De belangrijkste oorzaak van deze situatie was een liquiditeitstekort doordat de eigenaars van de onderneming geen middelen als 'eigen bijdrage' hebben ingebracht zoals in het IBP was vastgesteld. Dat liquiditeitstekort had onder meer negatieve gevolgen voor de kredietvoorwaarden van de leveranciers van grondstoffen, die de prijzen die de onderneming voor grondstoffen moest betalen, verhoogde (bovenop de prijsstijging op de wereldmarkt voor staal).

Ingevolge de aanhoudende liquiditeitsproblemen kocht de onderneming later in 2008 geen grondstoffen op de wereldmarkt, maar deed zij hoofdzakelijk aan ruilhandel door middel van overeenkomsten om afgewerkte producten te leveren in ruil voor grondstoffen. De stijging van de grondstoffenprijzen was bijgevolg slechts van zeer beperkte invloed op de levensvatbaarheid van de onderneming aangezien de aankoopprijzen niet onderhevig waren aan de schommelingen op de wereldmarkt, maar veeleer afhingen van de exploitatieomstandigheden van Kremikovtzi AD.

De levensvatbaarheid werd ook negatief beïnvloed door de strategie van de onderneming om klanten om voorafbetalingen te verzoeken in ruil voor lagere verkoopprijzen. Ondanks de lagere marges richtte de onderneming zich eerder op handelaren dan op eindgebruikers. Door de voorwaarden van deze handelsovereenkomsten lagen de verkoopprijzen van de onderneming lager dan het marktgemiddelde.

7.

Kostenverlagingen


Een ander gevolg van het liquiditeitstekort was dat niet de nodige investeringen werden gedaan om de onderneming te moderniseren en concurrerend te maken, met name voor de vloeibare fase van de staalproductie, waar het van bijzonder groot belang is om over de allernieuwste technische uitrusting te beschikken. Op sommige gebieden zoals energie- en materiaalverbruik konden de noodzakelijke kostenverlagingen alleen op de lange termijn worden bewerkstelligd via de in het IBP vastgestelde investeringen in modernisering. Tijdens de periode 2006–2008 werd evenwel slechts 43% van de in het IBP voorziene investeringen gerealiseerd. In 2008 vertegenwoordigden de technologische investeringen slechts 1,7% van het IBP-streefcijfer voor dat jaar.
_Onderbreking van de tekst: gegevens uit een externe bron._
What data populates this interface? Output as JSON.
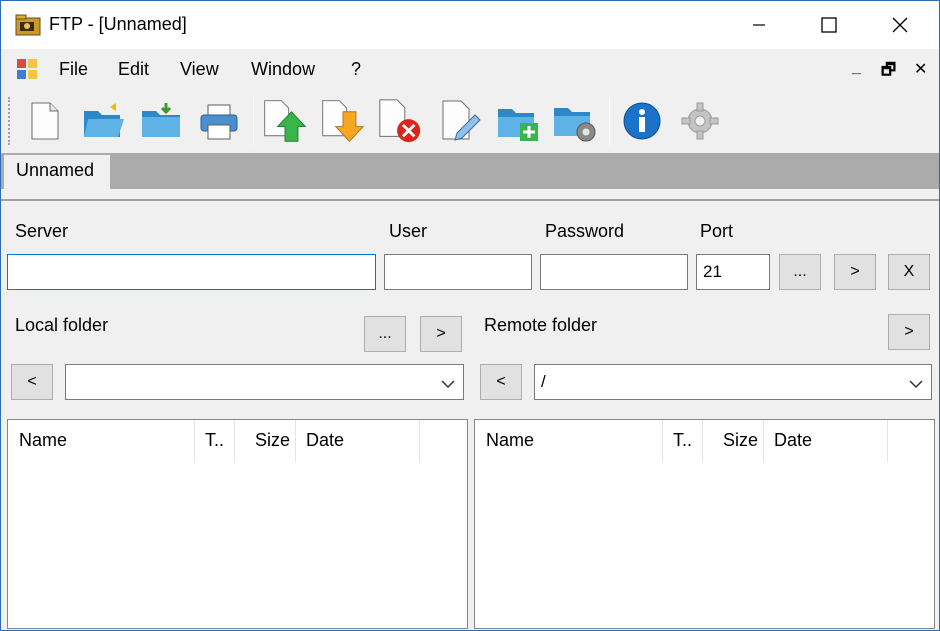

Een andere reden waarom de onderneming er niet in slaagde om de kosten te drukken en levensvatbaar te worden, was de lage bezettingsgraad in 2008 (staalproductie – 30%, halfafgewerkte en afgewerkte producten – 20%). Daardoor kon Kremikovtzi AD het verbruik van nutsvoorzieningen en grondstoffen per geproduceerde eenheid niet drukken.

Tijdens de periode 2006–2008 werd slechts 23% van de in het IBP voorziene milieu-investeringen gerealiseerd.

8.

Productiviteit en werkgelegenheid


In 2008 werkten 5 190 personen bij Kremikovtzi AD. Dat is 8% minder dan het IBP-streefcijfer voor dat jaar. Door de lage productievolumes verbeterde de productiviteitsgraad echter niet in vergelijking met 2007. Zelfs tijdens de eerste helft van 2008, dus voor de crisis, bedroeg de productiviteit 20% van het IBP-streefcijfer. Tegen het einde van de herstructureringsperiode bedroeg de productiviteit 26% van het IBP-streefcijfer (minder dan 20% van de internationale norm) en slechts 13% van de gemiddelde productiviteit van andere Bulgaarse staalbedrijven. Dit had een negatief effect op de doelmatigheid en de doeltreffendheid van de activiteiten van het de onderneming.

9.

Milieubescherming


Bulgarije had om een overgangsperiode voor de toepassing van de IPPC-richtlijn verzocht i. Bij wijze van uitzondering had Kremikovtzi AD op 30 oktober 2007 een volledig gecoördineerde vergunning moeten krijgen met een bindend tijdschema voor de volledige naleving van de toepasselijke wetgeving op 31 december 2011. In april 2007 maakte de EMEPA haar beslissing bekend om aan Kremikovtzi AD geen geïntegreerde vergunning te verlenen. De onderneming diende in mei 2007 een nieuwe aanvraag in. Door de insolventieverklaring is de procedure echter niet afgerond.

10.

CONCLUSIES


Tegen het einde van de oorspronkelijke herstructureringsperiode in 2006 had Kremikovtzi de herstructureringsdoelstellingen al niet gehaald. De herstructureringsperiode van de onderneming werd zeer uitzonderlijk met twee jaar verlengd. De situatie verbeterde evenwel niet tijdens deze periode en eindigde ten slotte met het faillissement van de onderneming.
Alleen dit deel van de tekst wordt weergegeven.